Das Fest richtet den Blick auf das Unscheinbare, das Alltägliche, in dem Gott Mensch geworden ist. Nicht im Ausserordentlichen, sondern im Gewöhnlichen wächst das Heil heran: in einer Familie, die arbeitet, sorgt, fragt, sucht und manchmal auch nicht versteht.
Maria und Josef stehen dabei für zwei Grundhaltungen des Glaubens. Maria bewahrt und erwägt im Herzen: Sie lebt aus der kontemplativen Offenheit für das Geheimnis Gottes, auch dort, wo sie es nicht auflösen kann. Josef handelt im Gehorsam des Glaubens: schweigend, entschlossen, verantwortungsvoll. Beide zeigen, dass Glaube weder blosses Verstehen noch blosses Tun ist, sondern ein Hören, das das ganze Leben formt.

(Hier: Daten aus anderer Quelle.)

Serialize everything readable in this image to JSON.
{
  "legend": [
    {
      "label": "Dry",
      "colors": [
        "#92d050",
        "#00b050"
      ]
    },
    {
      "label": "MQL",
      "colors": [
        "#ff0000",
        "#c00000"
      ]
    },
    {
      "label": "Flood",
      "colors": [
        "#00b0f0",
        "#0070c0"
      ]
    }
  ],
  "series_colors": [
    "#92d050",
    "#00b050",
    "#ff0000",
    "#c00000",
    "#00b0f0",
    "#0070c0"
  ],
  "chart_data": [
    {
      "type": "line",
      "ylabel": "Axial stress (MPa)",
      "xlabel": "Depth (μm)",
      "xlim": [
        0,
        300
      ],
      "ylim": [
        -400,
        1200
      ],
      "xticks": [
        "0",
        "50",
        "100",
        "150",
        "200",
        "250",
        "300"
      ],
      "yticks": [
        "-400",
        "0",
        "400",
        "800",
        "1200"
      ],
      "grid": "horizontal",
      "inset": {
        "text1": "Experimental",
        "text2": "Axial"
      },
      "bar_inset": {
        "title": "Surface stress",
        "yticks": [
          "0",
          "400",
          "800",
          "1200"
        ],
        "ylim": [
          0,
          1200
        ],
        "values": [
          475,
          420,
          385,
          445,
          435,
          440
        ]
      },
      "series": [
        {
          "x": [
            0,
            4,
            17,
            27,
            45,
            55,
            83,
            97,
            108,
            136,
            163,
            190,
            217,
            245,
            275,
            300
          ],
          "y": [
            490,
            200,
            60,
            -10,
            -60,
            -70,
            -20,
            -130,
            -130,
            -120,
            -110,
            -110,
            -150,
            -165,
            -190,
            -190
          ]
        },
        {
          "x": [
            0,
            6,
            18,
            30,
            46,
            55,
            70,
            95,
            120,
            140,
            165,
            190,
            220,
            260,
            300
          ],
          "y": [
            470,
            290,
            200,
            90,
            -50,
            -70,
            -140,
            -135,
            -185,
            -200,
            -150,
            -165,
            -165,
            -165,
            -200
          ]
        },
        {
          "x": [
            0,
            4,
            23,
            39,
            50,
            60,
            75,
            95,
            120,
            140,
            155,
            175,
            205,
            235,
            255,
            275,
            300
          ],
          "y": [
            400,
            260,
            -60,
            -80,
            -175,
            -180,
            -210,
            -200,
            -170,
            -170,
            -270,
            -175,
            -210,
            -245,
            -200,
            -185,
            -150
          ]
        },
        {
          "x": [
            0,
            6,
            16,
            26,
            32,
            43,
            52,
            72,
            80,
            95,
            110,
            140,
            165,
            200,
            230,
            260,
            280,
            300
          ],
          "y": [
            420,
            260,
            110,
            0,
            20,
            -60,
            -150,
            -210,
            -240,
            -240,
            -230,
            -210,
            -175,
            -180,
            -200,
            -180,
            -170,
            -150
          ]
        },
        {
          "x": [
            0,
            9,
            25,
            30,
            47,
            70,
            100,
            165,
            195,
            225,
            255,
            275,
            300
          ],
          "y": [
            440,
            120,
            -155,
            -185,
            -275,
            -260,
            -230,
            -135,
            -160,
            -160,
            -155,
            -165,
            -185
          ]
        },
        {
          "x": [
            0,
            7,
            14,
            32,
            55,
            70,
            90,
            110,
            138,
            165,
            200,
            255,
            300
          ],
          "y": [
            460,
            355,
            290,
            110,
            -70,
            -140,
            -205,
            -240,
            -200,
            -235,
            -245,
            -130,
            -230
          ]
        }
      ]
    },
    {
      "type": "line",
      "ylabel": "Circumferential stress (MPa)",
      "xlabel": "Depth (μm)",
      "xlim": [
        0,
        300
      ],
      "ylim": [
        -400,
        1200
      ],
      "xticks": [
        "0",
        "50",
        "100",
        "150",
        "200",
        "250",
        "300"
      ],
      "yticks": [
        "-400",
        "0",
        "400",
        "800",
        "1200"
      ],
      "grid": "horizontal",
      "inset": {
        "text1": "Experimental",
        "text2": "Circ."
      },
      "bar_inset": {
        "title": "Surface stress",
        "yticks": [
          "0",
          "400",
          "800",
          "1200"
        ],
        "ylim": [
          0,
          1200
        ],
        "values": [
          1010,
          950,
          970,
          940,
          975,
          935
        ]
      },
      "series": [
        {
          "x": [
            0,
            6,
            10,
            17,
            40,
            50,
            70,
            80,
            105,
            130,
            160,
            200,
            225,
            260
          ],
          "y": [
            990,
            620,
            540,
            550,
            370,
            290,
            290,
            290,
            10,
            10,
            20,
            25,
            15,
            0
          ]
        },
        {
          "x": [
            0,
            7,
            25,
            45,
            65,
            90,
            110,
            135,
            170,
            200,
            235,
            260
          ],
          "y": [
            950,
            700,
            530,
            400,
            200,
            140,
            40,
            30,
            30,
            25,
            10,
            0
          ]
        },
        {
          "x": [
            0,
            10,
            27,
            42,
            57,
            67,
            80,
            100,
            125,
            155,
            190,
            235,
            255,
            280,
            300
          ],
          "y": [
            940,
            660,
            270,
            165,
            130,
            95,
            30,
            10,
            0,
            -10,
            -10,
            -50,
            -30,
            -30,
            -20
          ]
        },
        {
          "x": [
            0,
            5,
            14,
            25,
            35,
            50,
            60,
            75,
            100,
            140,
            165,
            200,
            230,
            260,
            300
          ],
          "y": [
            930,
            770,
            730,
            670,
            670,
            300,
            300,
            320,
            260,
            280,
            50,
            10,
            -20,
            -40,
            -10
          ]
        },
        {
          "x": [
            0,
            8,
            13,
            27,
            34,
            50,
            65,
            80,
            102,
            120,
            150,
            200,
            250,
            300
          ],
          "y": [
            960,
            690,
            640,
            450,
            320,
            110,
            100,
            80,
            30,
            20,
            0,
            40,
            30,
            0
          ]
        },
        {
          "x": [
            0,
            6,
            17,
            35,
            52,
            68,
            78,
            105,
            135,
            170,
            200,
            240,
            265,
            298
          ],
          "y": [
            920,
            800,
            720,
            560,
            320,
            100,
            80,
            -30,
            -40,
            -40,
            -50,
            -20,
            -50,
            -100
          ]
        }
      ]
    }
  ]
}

Für die heutige Zeit ist das Fest tröstlich und anspruchsvoll zugleich. Tröstlich, weil die Heilige Familie keine konfliktfreie Idylle ist: Flucht, Armut, Ungewissheit und Verlust gehören zu ihrer Geschichte. Anspruchsvoll, weil sie zeigt, dass Heiligkeit sich gerade im treuen Ausharren, im gegenseitigen Dienen und im gemeinsamen Ausgerichtetsein auf Gott vollzieht.
So lädt dieses Fest ein, Familie nicht zuerst funktional oder romantisch zu deuten, sondern sakramental: als Ort, an dem Gott gegenwärtig ist und Menschen einander formen. Nazareth lehrt, dass das Heil oft leise kommt, aber tragfähig für unser Leben, ja die ganze Welt.
Nach dem Gottesdienst werden die Familien gesegnet.